Tuesday, December 1, 2009

How dependent is Europe on Russian gas?

Based on Pierre Noel´s report, until the early 2000s, most of Europe’s gas imports came via pipelines. But over the past decade, Europe has become a major customer in the rapidly growing market for liquefied natural gas (LNG), which is transported by sea. Since 2002, LNG from new suppliers such as Nigeria, Egypt, Trinidad or Qatar has accounted for most of the rise in EU gas imports. The share of LNG in EU gas imports has grown from 15% in 2000 to more than 20% in 2007. Even pipeline routes from Russia itself have diversified: the “Yamal-Europe” pipeline, which was opened in the 1990s, has reduced reliance on the Ukrainian corridor.There may be no problem of European overdependence on Russian gas, but this is not to say that all is well on the supply front. Over the next 15-20 years, Gazprom faces serious supply challenges, and the international gas market is likely to experience considerable tightening. These issues, combined with declining indigenous production, mean that in the coming decades Europe could face a gas supply crunch, leading to stagnant or even declining consumption.

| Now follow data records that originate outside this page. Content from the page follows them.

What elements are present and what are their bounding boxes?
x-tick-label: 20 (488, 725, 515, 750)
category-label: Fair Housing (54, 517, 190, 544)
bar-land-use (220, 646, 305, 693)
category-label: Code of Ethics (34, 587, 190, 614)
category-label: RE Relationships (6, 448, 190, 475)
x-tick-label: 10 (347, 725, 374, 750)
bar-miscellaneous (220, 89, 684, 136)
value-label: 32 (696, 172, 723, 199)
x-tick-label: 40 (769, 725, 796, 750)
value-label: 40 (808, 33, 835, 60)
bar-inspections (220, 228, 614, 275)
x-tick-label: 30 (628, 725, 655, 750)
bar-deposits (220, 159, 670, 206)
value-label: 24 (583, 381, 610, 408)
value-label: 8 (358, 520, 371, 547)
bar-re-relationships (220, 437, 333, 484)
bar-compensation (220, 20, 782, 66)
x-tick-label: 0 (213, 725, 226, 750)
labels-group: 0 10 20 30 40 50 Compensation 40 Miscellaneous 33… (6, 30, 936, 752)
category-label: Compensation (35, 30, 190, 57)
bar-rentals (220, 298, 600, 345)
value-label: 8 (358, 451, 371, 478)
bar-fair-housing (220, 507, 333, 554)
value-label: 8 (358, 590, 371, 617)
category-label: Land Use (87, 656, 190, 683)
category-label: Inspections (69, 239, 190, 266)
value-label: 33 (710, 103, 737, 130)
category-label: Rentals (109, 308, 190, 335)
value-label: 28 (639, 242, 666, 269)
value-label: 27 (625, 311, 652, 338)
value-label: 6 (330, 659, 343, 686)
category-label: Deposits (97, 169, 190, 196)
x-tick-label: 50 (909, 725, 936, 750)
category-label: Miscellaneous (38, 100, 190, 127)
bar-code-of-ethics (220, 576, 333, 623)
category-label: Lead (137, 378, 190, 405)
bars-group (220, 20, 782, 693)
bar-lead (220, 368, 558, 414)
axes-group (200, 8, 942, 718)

Despite controlling the world’s largest gas reserves, Gazprom will find it difficult to maintain its current supply levels. Production from the three “super-giant” west Siberian gas fields, which account for the bulk of Gazprom’s output, is now in steep decline. The company’s ability to maintain, let alone increase, production in the coming decades depends on the development of a new generation of fields on the Yamal Peninsula in northwest Siberia. Gazprom’s official line is that Yamal will come on stream in 2010. But independent analysts and most of the European gas industry think this is highly unlikely. Some mention 2015 as a more realistic date for Yamal’s completion.

In fact, Gazprom’s production is already insufficient to meet all the company’s commitments. It depends on two other sources of gas – “independent” Russian producers and imports from Central Asia, especially Turkmenistan – to make up the shortfall. This “bridge” is supposed to supply Gazprom’s needs until the Yamal fields come online. But there is uncertainty over whether Gazprom will be able to source sufficient volumes from Turkmenistan, while independent Russian producers have little incentive to increase their production in the absence of access to Gazprom’s transmission network, which would enable them to reach consumers directly. Moreover, domestic gas consumption in Russia is growing, driven by economic expansion and a gas-intensive electricity mix. So there is at least a risk that Gazprom’s “bridge” to Yamal could collapse. Industry assessments vary from a tight but manageable supply situation to an impending crisis.

As long as Gazprom relies on the Turkmen/independent supplier “gas bridge”, it is unlikely that exports to Europe, at least those under long-term contracts, will increase at all. Depending on how quickly Gazprom can get the Yamal fields on stream, there could be room for increased exports to Europe in the second part of the next decade, though any additional commitments are unlikely to be large. In 2006, major long-term contracts with European importers were renewed until 2030-3514; as west Siberian production declines, these contracts will be serviced increasingly from Yamal, limiting the volumes available for new contracts. Finally, Russia’s political willingness to expand exports to Europe beyond current levels remains unclear.